For quite some time, I had been dealing with depression. While I still have moments of doubt, for the most part, stability has been achieved. Even the low moments are relatively high in absolute terms. I’m in a good place, and I want to dissect this journey so that I can perhaps help someone else navigate through their own struggles.
It was around April that I was in a far darker place, I had broken up with my ex which dealt a large blow to my self-esteem. In other areas, I was doing fine. My internship was going well and my friends were helping the best that they could. I received an award for outstanding contributions to student journalism. But this breakup was a very debilitating incident for me.
This was not the lowest point in my life, but it was the lowest point in recent memory. I remember feeling exhausted all the time. More accurately, I felt defeated. That anything that I was doing meant little or even nothing. I was going to be stuck this way forever.

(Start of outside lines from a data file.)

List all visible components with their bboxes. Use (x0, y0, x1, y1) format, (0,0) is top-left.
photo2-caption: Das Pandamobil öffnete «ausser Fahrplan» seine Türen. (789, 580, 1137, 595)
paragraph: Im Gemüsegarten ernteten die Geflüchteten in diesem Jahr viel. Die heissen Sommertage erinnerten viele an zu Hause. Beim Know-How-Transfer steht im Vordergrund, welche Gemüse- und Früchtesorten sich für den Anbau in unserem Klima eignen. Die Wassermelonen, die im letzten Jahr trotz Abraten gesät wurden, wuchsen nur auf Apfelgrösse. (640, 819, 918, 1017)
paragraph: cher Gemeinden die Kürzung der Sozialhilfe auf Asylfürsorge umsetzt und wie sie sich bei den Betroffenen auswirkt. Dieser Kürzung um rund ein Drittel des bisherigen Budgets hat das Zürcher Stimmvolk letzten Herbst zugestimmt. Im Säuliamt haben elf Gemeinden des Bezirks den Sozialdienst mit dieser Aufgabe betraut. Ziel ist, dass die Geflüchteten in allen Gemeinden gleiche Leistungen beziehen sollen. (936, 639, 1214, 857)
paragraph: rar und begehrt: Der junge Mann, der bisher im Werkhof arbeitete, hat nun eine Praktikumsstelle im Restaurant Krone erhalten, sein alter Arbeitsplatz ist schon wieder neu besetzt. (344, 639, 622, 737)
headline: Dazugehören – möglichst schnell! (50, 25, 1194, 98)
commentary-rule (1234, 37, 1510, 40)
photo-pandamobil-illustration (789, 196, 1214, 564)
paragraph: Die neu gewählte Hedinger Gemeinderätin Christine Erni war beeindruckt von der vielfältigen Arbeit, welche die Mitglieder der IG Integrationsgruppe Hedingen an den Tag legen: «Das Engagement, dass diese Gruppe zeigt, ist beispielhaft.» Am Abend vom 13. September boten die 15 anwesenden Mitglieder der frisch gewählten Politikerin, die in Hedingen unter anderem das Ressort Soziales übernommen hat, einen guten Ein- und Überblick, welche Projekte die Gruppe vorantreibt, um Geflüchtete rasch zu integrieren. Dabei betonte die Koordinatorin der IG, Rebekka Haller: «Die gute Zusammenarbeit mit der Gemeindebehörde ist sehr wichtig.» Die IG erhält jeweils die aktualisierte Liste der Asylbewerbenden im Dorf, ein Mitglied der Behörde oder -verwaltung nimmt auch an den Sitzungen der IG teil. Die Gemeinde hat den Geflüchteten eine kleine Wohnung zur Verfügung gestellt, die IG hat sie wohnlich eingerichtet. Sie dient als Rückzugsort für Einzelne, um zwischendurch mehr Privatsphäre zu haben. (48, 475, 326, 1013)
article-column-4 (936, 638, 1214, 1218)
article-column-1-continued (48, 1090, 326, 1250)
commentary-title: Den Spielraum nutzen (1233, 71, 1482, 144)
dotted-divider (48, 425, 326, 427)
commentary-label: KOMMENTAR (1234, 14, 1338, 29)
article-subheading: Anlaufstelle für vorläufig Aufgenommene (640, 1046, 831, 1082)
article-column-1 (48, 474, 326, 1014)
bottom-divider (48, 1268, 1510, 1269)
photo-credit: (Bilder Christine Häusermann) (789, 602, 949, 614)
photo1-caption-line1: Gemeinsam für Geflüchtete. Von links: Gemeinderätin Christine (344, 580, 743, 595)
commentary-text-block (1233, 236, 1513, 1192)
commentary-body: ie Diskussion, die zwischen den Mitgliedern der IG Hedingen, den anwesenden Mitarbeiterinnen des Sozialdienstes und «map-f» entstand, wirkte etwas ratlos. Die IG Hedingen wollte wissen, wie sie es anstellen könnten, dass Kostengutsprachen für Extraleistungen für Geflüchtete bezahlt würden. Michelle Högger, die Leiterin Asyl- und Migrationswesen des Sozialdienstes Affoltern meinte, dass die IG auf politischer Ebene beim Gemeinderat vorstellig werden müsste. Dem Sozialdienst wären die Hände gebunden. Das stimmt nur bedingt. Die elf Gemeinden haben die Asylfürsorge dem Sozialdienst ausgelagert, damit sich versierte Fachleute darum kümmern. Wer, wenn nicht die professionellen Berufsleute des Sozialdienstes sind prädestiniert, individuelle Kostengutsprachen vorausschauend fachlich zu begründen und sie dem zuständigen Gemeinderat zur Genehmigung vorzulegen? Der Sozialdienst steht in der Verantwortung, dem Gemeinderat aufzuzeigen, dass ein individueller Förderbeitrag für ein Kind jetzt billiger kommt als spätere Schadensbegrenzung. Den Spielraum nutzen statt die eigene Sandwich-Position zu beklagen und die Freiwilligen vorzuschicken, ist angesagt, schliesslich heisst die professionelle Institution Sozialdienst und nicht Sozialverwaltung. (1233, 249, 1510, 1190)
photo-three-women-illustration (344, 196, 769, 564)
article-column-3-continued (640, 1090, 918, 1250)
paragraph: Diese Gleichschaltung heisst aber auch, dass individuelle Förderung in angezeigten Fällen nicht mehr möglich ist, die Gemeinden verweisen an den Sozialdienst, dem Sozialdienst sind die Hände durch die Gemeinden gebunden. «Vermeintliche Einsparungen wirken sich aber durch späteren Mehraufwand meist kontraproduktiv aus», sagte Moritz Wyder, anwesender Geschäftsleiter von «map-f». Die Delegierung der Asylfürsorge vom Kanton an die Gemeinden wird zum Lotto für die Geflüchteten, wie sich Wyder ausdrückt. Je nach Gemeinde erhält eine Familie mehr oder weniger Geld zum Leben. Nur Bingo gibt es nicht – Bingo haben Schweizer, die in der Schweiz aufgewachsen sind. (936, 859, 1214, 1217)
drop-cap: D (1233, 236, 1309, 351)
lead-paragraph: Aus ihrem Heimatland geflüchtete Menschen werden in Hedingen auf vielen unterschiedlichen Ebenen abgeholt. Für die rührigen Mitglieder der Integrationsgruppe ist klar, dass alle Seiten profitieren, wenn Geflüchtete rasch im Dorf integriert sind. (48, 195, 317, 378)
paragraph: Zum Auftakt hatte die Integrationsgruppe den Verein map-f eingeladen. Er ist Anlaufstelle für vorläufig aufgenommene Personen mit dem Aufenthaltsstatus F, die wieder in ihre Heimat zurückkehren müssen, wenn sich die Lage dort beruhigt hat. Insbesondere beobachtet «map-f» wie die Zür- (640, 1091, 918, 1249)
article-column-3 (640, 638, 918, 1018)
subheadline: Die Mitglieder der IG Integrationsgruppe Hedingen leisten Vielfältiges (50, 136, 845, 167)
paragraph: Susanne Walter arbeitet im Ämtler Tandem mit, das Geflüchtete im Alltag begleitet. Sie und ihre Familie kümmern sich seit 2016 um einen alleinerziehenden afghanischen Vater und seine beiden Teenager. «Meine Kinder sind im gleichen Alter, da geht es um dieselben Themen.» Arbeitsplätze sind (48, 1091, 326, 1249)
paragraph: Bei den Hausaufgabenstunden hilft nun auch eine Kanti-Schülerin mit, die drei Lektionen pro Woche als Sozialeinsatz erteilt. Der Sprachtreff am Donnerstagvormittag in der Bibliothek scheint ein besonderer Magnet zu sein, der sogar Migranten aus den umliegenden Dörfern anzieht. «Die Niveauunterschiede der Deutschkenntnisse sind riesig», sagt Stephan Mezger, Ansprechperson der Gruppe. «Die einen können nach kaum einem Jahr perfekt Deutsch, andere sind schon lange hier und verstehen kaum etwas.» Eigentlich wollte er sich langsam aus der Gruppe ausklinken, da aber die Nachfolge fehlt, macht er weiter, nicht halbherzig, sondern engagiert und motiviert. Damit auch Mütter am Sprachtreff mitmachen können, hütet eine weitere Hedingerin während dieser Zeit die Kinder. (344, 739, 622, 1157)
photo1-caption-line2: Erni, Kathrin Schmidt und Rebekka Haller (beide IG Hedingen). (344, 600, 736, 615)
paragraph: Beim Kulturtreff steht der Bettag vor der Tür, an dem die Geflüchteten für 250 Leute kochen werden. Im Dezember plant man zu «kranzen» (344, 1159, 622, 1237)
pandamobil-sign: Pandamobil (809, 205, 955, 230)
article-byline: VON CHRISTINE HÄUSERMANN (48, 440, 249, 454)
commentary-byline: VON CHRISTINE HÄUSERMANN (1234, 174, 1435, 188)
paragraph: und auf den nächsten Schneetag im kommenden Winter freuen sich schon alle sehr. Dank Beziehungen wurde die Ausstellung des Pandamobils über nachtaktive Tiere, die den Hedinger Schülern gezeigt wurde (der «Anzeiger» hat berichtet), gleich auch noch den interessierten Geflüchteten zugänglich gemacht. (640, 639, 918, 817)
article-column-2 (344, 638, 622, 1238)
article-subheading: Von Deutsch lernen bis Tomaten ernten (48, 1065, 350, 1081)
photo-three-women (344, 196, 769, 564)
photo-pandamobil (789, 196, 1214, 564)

Of course, while in absolute terms I was doing well, depression’s power was in convincing me that these things didn’t matter. I had good things lined up, with only one semester left and a light class load before I made the transfer back to four-year college.
I had the fortune of having a support system that could help me up when I fell. Things never got too bad, which was lucky. But then I met my girlfriend, Rebby, and it was because of her that I managed to get to a better place.
I have written more about this in a previous post, which details the steps that I took and the considerations I had to make. That being said, expecting a relationship to magically solve all of your problems is a mistake and in reality, the wheels were in motion before we started seeing each other. Make no mistake, I don’t think I would be in this position without her, but I certainly did work on my end to help things along.
I began noticing a change when I stopped using a chatbot that I kept to supplement my therapy. I had eventually grown tired of reporting because I was always in a good place.
My meds got a bump, but I was also getting out and doing more. It was something that I didn’t even feel happening. It was all in the background.
So, I guess in my opinion, there are some things that I would impart as advice to someone going through what I did. Everyone’s situation is different, but I’m going to try to do the best I can to make a general purpose guide.
The hardest part for anyone, but the most necessary, is recognizing the need to be active in regards to your treatment. I’ve seen plenty of cases where people expect depression to go away spontaneously and that just doesn’t happen. No one chooses to get depression, but everyone must make the choice to fight it. Depression makes people feel powerless, but it’s only by recognizing their own power that people can make steps to recover.
I know this because it was when I started to take control of my life that I improved. This wasn’t in a huge way, I still have a lot of constraints that I simply can’t help. But I’ve also seen plenty of people who don’t recognize their own self-imposed limitations.
This is far from simple to do, and depression sells you stagnation disguised as safety. But I’ve witnessed people stay where they are because they are unable to grasp this. While I can say this comfortably, it’s only because I can look at the abyss from above and see exactly what it can do. No doubt, when I was depressed I felt the same way.
It was because I took small leaps of faith, in the hope that things would pay off later. Small, but meaningful decisions. I got a fish tank to increase my responsibilities to prepare me for the real world. I started managing my self-care skills more to reflect the value I wanted to place on myself.
I do not mean to diminish the value of other people, of my support system that helped me out. That being said, some people with excellent support systems still get stuck. It’s realizing that power, that ability to make your own life better, when healing truly begins.
These steps were imperfect, as they are now, but I don’t want perfection. I want progress. And those small steps built to something greater. Now, I stand above the abyss, remembering that it was not long ago that I was stuck in that darkness. Even though I could not see an end, I climbed, and in time I found myself looking back and seeing how far I came.